Thursday, February 14, 2008

document.write("Learning JavaScript")

Well, it's happened. I have begun to learn JavaScript. I know—nobody is more surprised about this than me.

Some background, for those of you just joining us: Way back in the mists of time, circa 1995, the once-mighty Netscape Communications corporation decided that the future of the Web involved offloading some of the required processing power to the users' own processor, rather than depending upon servers for everything a Web page did. This was important, in a world of dial-up modems. The chief benefit, though, was that letting the users' computer chew on things allowed for a degree of interactivity we had not seen, before. They named their creation LiveScript, but a lot of light and heat in the tech world of the day centered on Sun Microsystems and their new programming language, Java. At the last minute, Netscape's scripting language was renamed "JavaScript" even though JavaScript has about as much to do with Java as Lightning Bugs have to do with Lightning.

Kewl! But what does that all mean?

It means that, using a client-side scripting language allowed for Web pages that reacted to various actions a user might take. Hover your mouse over a menu, for instance, and you might hear a click or a beep and the menu itself might grow or expand or change in some meaningful way. From a user-interface standpoint, this was pretty cool. You could now provide some useful feedback to your users that they were hovering over a link. But like a lot of tools, JavaScript could be misused, too. A great many pages were built that required JavaScript. If your browser was one of the few that did not have JavaScript, you were out of luck, as were the more paranoid among us who had JavaScript-enabled browsers, but who had turned JavaScript off in hopes of somehow enhancing their online safety.
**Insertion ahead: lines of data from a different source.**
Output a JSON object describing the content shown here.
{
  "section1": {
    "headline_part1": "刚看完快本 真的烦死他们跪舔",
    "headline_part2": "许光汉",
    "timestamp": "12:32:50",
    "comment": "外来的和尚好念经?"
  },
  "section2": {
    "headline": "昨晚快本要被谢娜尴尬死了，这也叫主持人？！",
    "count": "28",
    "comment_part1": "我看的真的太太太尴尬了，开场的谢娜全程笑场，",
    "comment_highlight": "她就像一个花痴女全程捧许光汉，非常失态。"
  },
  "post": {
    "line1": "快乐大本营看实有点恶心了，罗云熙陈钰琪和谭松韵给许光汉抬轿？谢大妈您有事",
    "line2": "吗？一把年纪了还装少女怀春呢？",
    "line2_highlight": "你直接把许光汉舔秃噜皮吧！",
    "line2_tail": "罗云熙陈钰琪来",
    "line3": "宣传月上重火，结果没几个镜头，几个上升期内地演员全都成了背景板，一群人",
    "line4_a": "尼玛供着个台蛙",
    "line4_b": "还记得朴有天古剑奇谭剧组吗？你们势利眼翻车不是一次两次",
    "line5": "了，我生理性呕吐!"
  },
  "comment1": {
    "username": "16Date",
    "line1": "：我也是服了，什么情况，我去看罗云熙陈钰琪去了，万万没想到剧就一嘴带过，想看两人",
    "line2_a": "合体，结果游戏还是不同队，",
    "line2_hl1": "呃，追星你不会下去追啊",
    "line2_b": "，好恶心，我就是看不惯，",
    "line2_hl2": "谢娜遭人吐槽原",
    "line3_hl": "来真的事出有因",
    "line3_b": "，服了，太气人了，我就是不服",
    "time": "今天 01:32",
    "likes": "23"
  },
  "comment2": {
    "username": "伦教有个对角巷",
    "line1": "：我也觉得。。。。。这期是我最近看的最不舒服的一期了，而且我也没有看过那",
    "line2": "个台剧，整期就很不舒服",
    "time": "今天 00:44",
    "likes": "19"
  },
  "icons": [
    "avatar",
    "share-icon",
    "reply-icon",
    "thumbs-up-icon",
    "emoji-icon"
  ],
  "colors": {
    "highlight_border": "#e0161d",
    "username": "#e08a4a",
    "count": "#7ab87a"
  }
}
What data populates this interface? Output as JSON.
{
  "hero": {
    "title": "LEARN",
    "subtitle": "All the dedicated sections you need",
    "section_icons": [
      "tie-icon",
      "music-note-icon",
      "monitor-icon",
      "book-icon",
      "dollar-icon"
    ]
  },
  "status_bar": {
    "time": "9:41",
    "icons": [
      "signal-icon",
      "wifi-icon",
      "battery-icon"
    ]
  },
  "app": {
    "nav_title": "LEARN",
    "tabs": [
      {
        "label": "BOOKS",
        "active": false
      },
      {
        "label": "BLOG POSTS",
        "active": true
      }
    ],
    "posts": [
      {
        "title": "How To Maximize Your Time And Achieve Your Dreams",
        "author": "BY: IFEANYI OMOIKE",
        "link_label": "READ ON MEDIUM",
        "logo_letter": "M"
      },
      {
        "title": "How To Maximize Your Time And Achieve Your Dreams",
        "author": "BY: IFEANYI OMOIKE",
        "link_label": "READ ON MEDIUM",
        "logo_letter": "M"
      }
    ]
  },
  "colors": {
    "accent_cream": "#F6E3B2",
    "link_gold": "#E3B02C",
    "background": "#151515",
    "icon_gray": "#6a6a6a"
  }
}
A movement began to use JavaScript to enhance necessary things like navigation, rather than to replace them.

Concurrent with all of this, we saw a rise in the use of Cascading Style Sheets, CSS, for many of the actions JavaScript was famous for. And the mighty Flash juggernaut continued to gain steam and Flash allowed for all kinds of actions and reactions to user input. So for a period of time there JavaScript was on the wane.

I was really happy about all of this, and long held the theory that JavaScript would become the Web's first dead language. JavaScript would become Web Latin. I remember the day a few friends decided to study JavaScript and asked me if I was interested in joining them and I told them no. And for a few years there, I was happy with my decision. I saw fewer and fewer pages with complex JavaScripts and so I must have been right.

But then one of those geeks with no girlfriend who spend their evenings moving the cutting edge came up with something new. AJAX arrived early in 2005, providing Asynchronous JavaScript and XML.

We have talked about XML, before. XML, the Extensible Markup Language is the future of the Web. I have noodled around with a little of it, and it's pretty cool. You can actually write your own tags in XML. It's all about describing the content of a page, though. To an even higher degree than using one of the strict document type definitions, XML separates content from presentation. Think of your <title> tag. It doesn't apply italics or change the color of your page title, it only titles the page. XML is all about that kind of thing.

Asynchronous roughly means "no timing" and in this instance means that the communication is more akin to a telephone than an old CB radio. Saying "Over" is the hallmark of synchronous communications like two-way radios. I talk. I indicate I'm done talking. You talk. You indicate you're done talking. I talk again. On the phone whether or not I'm talking has no bearing on whether or not you talk. It's possible to interrupt someone, on the phone. So that's AJAX, then. XML being monkeyed with at any given time, using the magic of JavaScript.

We'll see…. But I now have a renewed empathy and respect for anyone who is learning anything new about the Web. And it appears that learning new things about Web development is something that isn't going to stop, or even slow down, any time soon. I am a long way from AJAX, where you download a page and all kinds of additional stuff that may or may not appear or happen, depending upon what you point at or click on, without any further interaction from the Web server. But I am dipping a little toe into the JavaScript waters, and we'll see how this one goes.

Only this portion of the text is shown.